L'Élysée a dépassé son budget initial en 2018 pointe la Cour des comptes

  • A
  • A
La dotation budgétaire initiale, de 103 millions d'euros, s'étant révélée insuffisante pour couvrir les dépenses de l'Elysée.
La dotation budgétaire initiale, de 103 millions d'euros, s'étant révélée insuffisante pour couvrir les dépenses de l'Elysée. © Eric Feferberg / AFP
Partagez sur :
Selon le rapport annuel de la Cour des comptes diffusé jeudi, l'Élysée a dépassé son budget initial en 2018 et a dû puiser plus de cinq millions d'euros sur la réserve.

L'Élysée a dépassé son budget initial en 2018 et a dû puiser plus de cinq millions d'euros sur la réserve, en raison notamment de l'augmentation de l'activité de la présidence, selon le rapport annuel de la Cour des comptes diffusé jeudi. En 2018, les produits (ressources) du compte de la présidence se sont élevés à 105,07 millions d'euros et les charges à 108,88 millions, indique la Cour, soit un "résultat déficitaire à hauteur de -3,81 millions d'euros".

La hausse des charges (+6,6% par rapport à 2017) "s'explique principalement par celle des charges de personnel et de fonctionnement courant, en raison d'un accroissement de l'activité de la présidence", durant cette première année complète du quinquennat d'Emmanuel Macron, note-t-elle.

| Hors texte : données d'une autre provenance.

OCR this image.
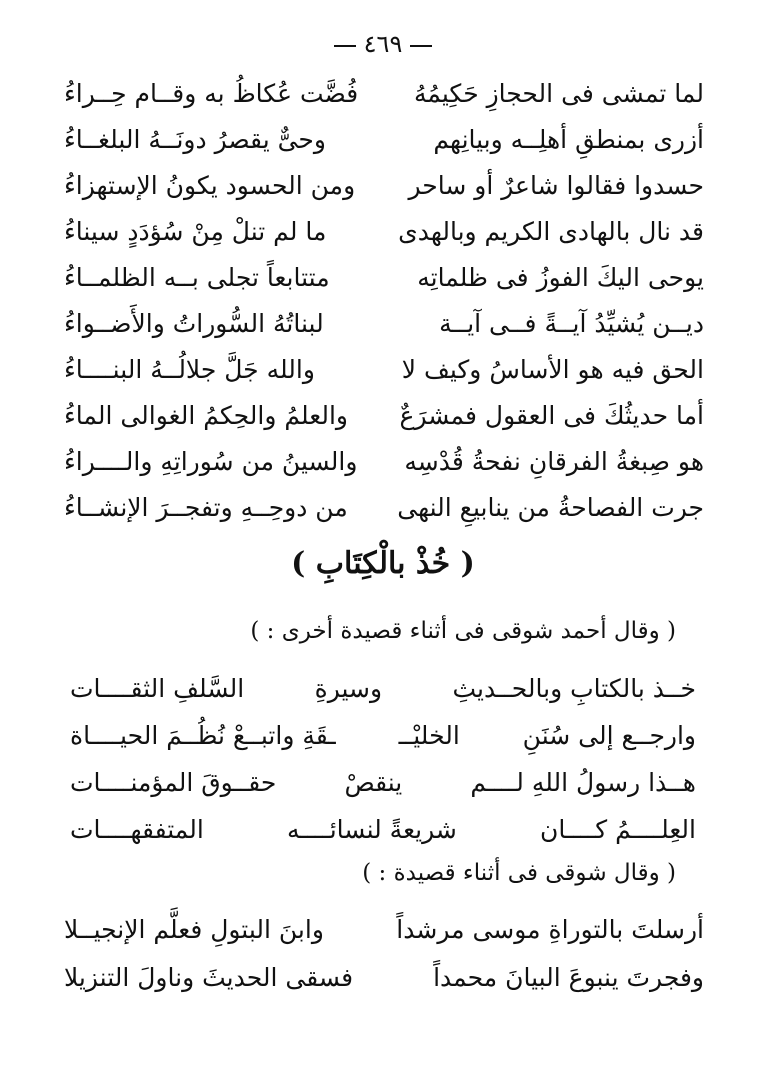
٤٦٩
لما تمشى فى الحجازِ حَكِيمُهُ
فُضَّت عُكاظُ به وقــام حِــراءُ
أزرى بمنطقِ أهلِــه وبيانِهم
وحىٌّ يقصرُ دونَــهُ البلغــاءُ
حسدوا فقالوا شاعرٌ أو ساحر
ومن الحسود يكونُ الإستهزاءُ
قد نال بالهادى الكريم وبالهدى
ما لم تنلْ مِنْ سُؤدَدٍ سيناءُ
يوحى اليكَ الفوزُ فى ظلماتِه
متتابعاً تجلى بــه الظلمــاءُ
ديــن يُشيِّدُ آيــةً فــى آيــة
لبناتُهُ السُّوراتُ والأَضــواءُ
الحق فيه هو الأساسُ وكيف لا
والله جَلَّ جلالُــهُ البنــــاءُ
أما حديثُكَ فى العقول فمشرَعٌ
والعلمُ والحِكمُ الغوالى الماءُ
هو صِبغةُ الفرقانِ نفحةُ قُدْسِه
والسينُ من سُوراتِهِ والــــراءُ
جرت الفصاحةُ من ينابيعِ النهى
من دوحِــهِ وتفجــرَ الإنشــاءُ
( خُذْ بالْكِتَابِ )
( وقال أحمد شوقى فى أثناء قصيدة أخرى : )
خــذ بالكتابِ وبالحــديثِ
وسيرةِ
السَّلفِ الثقــــات
وارجــع إلى سُنَنِ
الخليْــ
ـقَةِ واتبــعْ نُظُــمَ الحيــــاة
هــذا رسولُ اللهِ لــــم
ينقصْ
حقــوقَ المؤمنــــات
العِلــــمُ كــــان
شريعةً لنسائــــه
المتفقهــــات
( وقال شوقى فى أثناء قصيدة : )
أرسلتَ بالتوراةِ موسى مرشداً
وابنَ البتولِ فعلَّم الإنجيــلا
وفجرتَ ينبوعَ البيانَ محمداً
فسقى الحديثَ وناولَ التنزيلا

"La dotation budgétaire initiale, de 103 millions d'euros, s'étant révélée insuffisante pour couvrir les dépenses"

"La dotation budgétaire initiale, de 103 millions d'euros, s'étant révélée insuffisante pour couvrir les dépenses, un prélèvement sur la réserve d'un montant de 5,67 millions a dû être effectué pour contribuer à rétablir l'équilibre budgétaire", précisent les magistrats. Concernant le personnel, au 31 décembre 2018, la présidence disposait de 816 agents, dont 333 militaires et 483 civils, contre 822 fin 2017, et le commandement militaire représentait à lui seul 30% des effectifs.

La masse salariale a augmenté de 4,2% en 2018, "ses facteurs d'évolution n'étant que partiellement maîtrisés par la présidence", les agents "mis à disposition" par d'autres services de l'Etat dépendant de leur administration d'origine. Des dispositions qui, selon la Cour, "devraient être revues grâce au plan de transformation de l'Élysée mis en place en 2019". Le recours aux heures supplémentaires a diminué, mais il "reste élevé" au sein du Groupe de sécurité de la présidence de la République (GSPR).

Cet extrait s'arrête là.